Patrick McEnroe, the general manager for USTA player development, is a fan of Townsend’s. He believes she is a gifted athlete with a natural flair for the game, possesses a fearless approach to opponents and is willing to accept advice from accomplished sources.
But McEnroe also points out that the leap from successful junior to world-class pro is never a given. Other factors figure into how a junior’s future in the game play out.
“What's going to determine whether or not she makes it to the top of women's tennis is going to be her desire, her work ethic day in and day out,” McEnroe said. “Once you start to make that transition to the pros, it's inevitable that you're going to suffer some losses, have some bumps and bruises along the way. The players [who] are really focused and determined and can go through that have the best chance of making it all the way to the top.”
The good news for Townsend is she appears to have the maturity, the right type of outgoing personality, the ability to make sacrifices and the ambition to traverse the winding road ahead.

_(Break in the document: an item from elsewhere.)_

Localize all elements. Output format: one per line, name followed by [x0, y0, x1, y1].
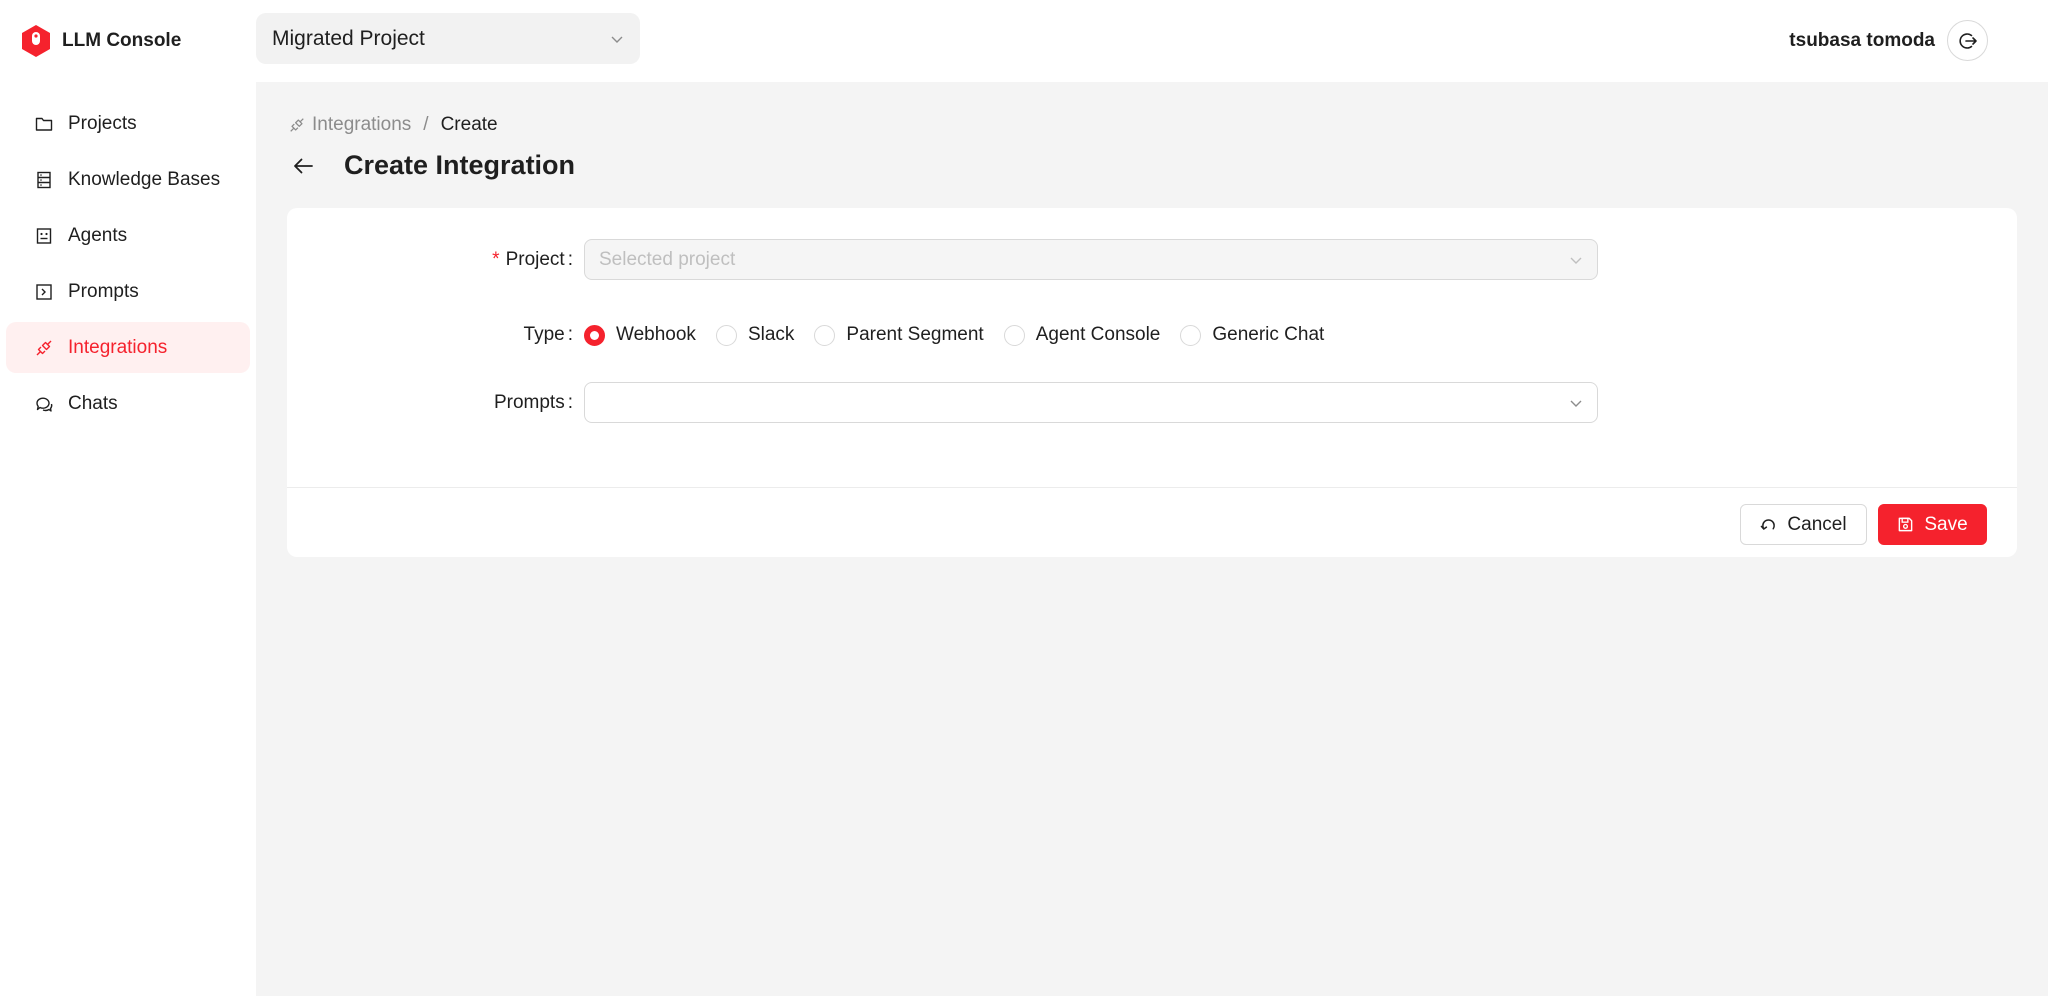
sidebar-item-prompts[interactable]: Prompts	[6, 266, 250, 317]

But the daughter of a high school principal -- she attended the Charles R. Drew (Riverdale, Ga.) for a few weeks before deciding to leave home to train with the USTA in Boca Raton -- has no plans of rushing into the pros. Things are going well, and while she’ll continue to mix in lower-level pro events to her schedule, she’ll remain put in junior circles for now.
“I like to keep my options open as of right now,” said Townsend, who went to Spain for a week of intensive red-clay training prior to arriving in Paris. “My goal is to go pro. Until I feel like it's the right time, and I consult with my family and everyone, then I'm just going to stay amateur for now.”
For right now, her primary goal is conquering the red clay at Roland Garros as the No. 1 seed. For those who take the time to check out the next generation of players, Townsend will be the focal point. They’ll be watching -- and critiquing -- how she handles the pressure of being the player everyone in the draw is chasing.
“I started off my year great,” Townsend said. “I feel like I can continue that success.”